It was your chance to be heard on the controversial "Put Parents In Charge Act", the governor's plan to offer tax credits to low- and middle-income families to send their children to another public school, a private school or home school. A House subcommittee studying the bill held a public hearing Wednesday afternoon that lasted more than three hours.
But how much of the public was actually heard is debatable. Almost all of the 36 people signed up to speak, 18 on each side, were elected officials or members of groups organized to support or oppose the bill.
The governor made a surprise appearance to push for his own plan, saying market forces would improve the public schools. "It is what we have come to expect as the American way of doing things," Gov. Mark Sanford told the House subcommittee. "Competition is core to the way we do everything else in our society."
State education superintendent Inez Tenenbaum spoke out forcefully against the bill, though, saying it would hurt public schools, not help them. "I know I speak for hundreds of thousands of public education supporters across the state when I urge you to send this legislation back to the out-of-state interests that brought it here in the first place," she said.

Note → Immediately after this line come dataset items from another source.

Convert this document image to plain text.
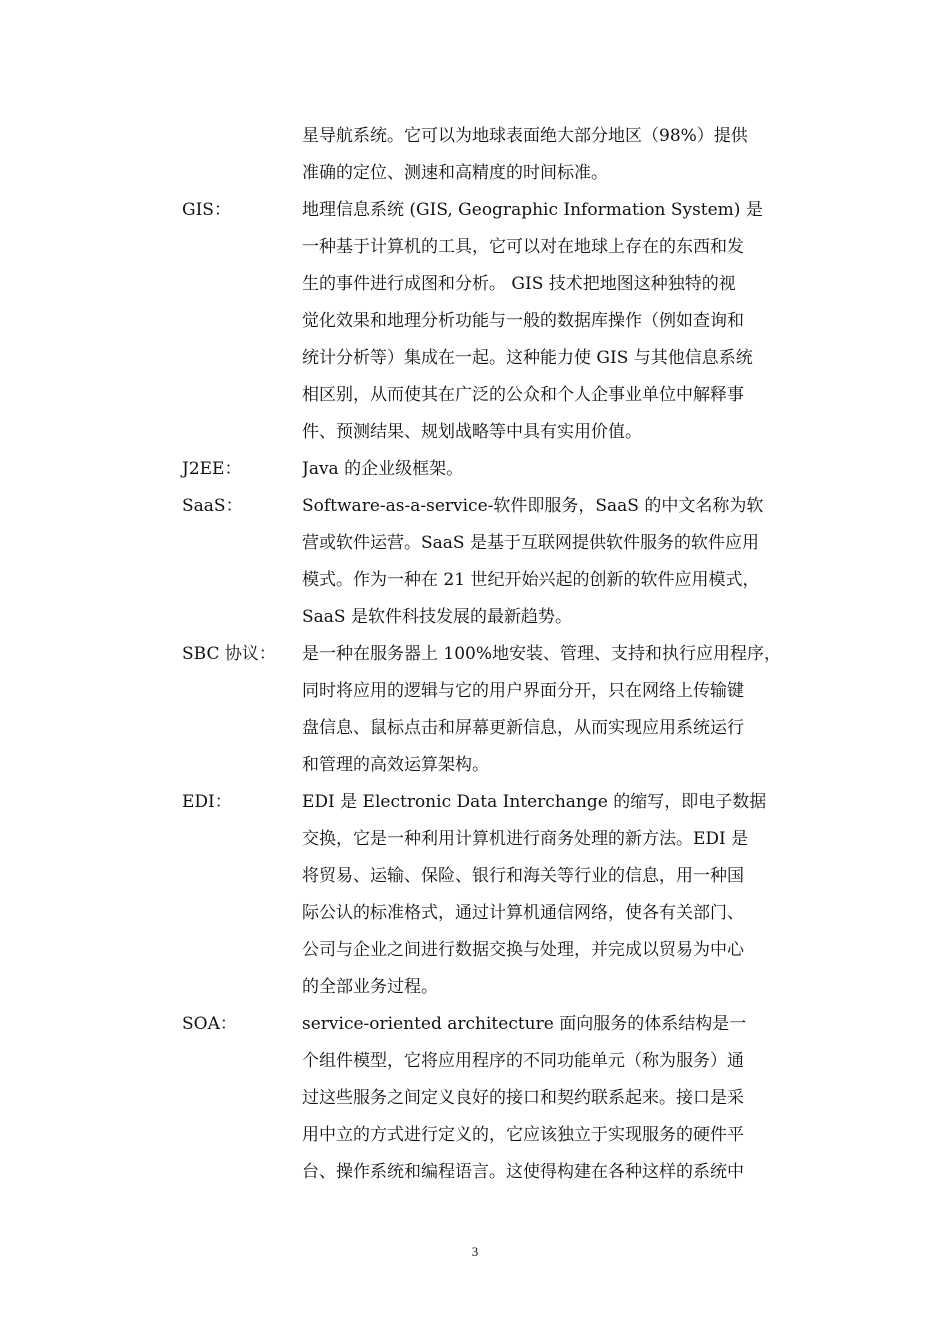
星导航系统。它可以为地球表面绝大部分地区（98%）提供
准确的定位、测速和高精度的时间标准。
GIS：	地理信息系统 (GIS, Geographic Information System) 是
一种基于计算机的工具，它可以对在地球上存在的东西和发
生的事件进行成图和分析。 GIS 技术把地图这种独特的视
觉化效果和地理分析功能与一般的数据库操作（例如查询和
统计分析等）集成在一起。这种能力使 GIS 与其他信息系统
相区别，从而使其在广泛的公众和个人企事业单位中解释事
件、预测结果、规划战略等中具有实用价值。
J2EE：	Java 的企业级框架。
SaaS：	Software-as-a-service-软件即服务，SaaS 的中文名称为软
营或软件运营。SaaS 是基于互联网提供软件服务的软件应用
模式。作为一种在 21 世纪开始兴起的创新的软件应用模式，
SaaS 是软件科技发展的最新趋势。
SBC 协议： 是一种在服务器上 100%地安装、管理、支持和执行应用程序，
同时将应用的逻辑与它的用户界面分开，只在网络上传输键
盘信息、鼠标点击和屏幕更新信息，从而实现应用系统运行
和管理的高效运算架构。
EDI：	EDI 是 Electronic Data Interchange 的缩写，即电子数据
交换，它是一种利用计算机进行商务处理的新方法。EDI 是
将贸易、运输、保险、银行和海关等行业的信息，用一种国
际公认的标准格式，通过计算机通信网络，使各有关部门、
公司与企业之间进行数据交换与处理，并完成以贸易为中心
的全部业务过程。
SOA：	service-oriented architecture 面向服务的体系结构是一
个组件模型，它将应用程序的不同功能单元（称为服务）通
过这些服务之间定义良好的接口和契约联系起来。接口是采
用中立的方式进行定义的，它应该独立于实现服务的硬件平
台、操作系统和编程语言。这使得构建在各种这样的系统中
3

It went back and forth like that all afternoon, a bill opponent speaking against it followed by a supporter speaking in favor of it.
Opponents also gave the committee petitions signed by nearly 3,500 teachers from across the state who oppose the bill.
The subcommittee could vote on the plan as early as Thursday, sending it to the full Ways and Means committee. That's where it's expected to get a real fight, and may not have the votes needed to come out of committee.